Ce qu'on ne voit pas en soi

L'optimisme chronique n'est pas toujours une simple attitude mentale ; il peut parfois s'appuyer sur un biais cognitif où le cerveau privilégie les informations confirmant une issue favorable tout en minimisant les signaux d'alerte. Selon HumanOps, ce mécanisme de protection psychologique, bien que protecteur à court terme, peut créer une zone d'ombre où la réalité des risques est occultée par le désir de maintenir un état émotionnel stable.

Ce phénomène ne relève pas d'une volonté de nier la réalité, mais d'un fonctionnement neurobiologique qui cherche à réduire l'anxiété face à l'incertitude. En filtrant les obstacles potentiels, l'individu peut se retrouver dans une forme de déni involontaire, où le 'tout ira bien' devient un réflexe automatique plutôt qu'une stratégie consciente.

✦ Ce que la recherche dit
Le biais d'optimisme est documenté en psychologie cognitive comme une tendance à sous-estimer la probabilité d'événements négatifs tout en surestimant ses propres capacités à les gérer.

Comment ça se manifeste au quotidien

Dans nos relations, cet angle mort peut se traduire par une difficulté à aborder des conflits nécessaires. Pour préserver l'harmonie immédiate et éviter la dissonance, on peut choisir de ne pas exprimer un inconfort, pensant que 'tout finira par s'arranger'. Selon HumanOps, cette tendance à éviter les discussions difficiles sous couvert d'optimisme peut accumuler des non-dits qui finissent par peser sur le lien relationnel.

Sur le plan décisionnel, cela se manifeste souvent par une sous-estimation des étapes critiques ou des ressources nécessaires.
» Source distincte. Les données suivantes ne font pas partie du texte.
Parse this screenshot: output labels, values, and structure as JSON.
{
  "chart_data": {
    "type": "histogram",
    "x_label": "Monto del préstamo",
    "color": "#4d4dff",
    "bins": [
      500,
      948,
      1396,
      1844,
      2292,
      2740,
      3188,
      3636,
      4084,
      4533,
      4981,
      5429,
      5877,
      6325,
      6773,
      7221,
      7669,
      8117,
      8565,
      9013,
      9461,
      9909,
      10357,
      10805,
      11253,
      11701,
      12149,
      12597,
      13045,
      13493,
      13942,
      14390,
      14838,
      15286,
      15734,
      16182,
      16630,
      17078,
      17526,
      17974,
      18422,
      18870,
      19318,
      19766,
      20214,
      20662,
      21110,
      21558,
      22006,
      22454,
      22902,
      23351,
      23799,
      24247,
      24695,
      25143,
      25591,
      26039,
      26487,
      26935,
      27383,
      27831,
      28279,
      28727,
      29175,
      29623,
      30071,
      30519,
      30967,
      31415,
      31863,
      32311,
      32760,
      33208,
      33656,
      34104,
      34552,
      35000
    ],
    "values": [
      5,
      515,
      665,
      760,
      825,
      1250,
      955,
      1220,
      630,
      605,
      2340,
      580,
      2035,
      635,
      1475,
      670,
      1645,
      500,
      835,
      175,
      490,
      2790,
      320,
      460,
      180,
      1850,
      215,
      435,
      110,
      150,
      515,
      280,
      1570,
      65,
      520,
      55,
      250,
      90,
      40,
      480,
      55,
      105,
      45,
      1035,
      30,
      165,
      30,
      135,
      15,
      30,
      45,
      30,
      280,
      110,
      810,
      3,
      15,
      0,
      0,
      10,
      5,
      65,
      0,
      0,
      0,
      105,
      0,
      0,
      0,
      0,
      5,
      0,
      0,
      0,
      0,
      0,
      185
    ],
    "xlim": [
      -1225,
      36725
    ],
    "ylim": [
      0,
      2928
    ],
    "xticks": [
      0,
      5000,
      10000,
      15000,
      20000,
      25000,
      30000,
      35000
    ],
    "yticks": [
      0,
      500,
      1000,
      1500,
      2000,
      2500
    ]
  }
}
En ignorant les signaux de friction pour rester dans une trajectoire positive, on risque de se heurter à des obstacles que nous aurions pu anticiper si notre regard avait intégré la complexité du terrain.

"L'optimisme devient un angle mort lorsqu'il cesse d'être une force de résilience pour devenir un bouclier contre l'incertitude."

Ouvrir le champ de vision

Sortir de cet angle mort ne signifie pas abandonner son optimisme, mais évoluer vers ce que la recherche appelle l'optimisme réaliste. Il s'agit d'intégrer consciemment les variables complexes et les risques potentiels dans notre narration personnelle sans pour autant laisser le pessimisme prendre le dessus.

Pour élargir son champ de vision, on peut pratiquer des exercices de 'pré-mortem' : imaginer ce qui pourrait échouer avant que cela n'arrive. Cette démarche permet d'honorer la réalité des obstacles tout en gardant la volonté d'agir avec confiance. Selon HumanOps, cette approche permet de transformer l'optimisme passif en une stratégie proactive et informée.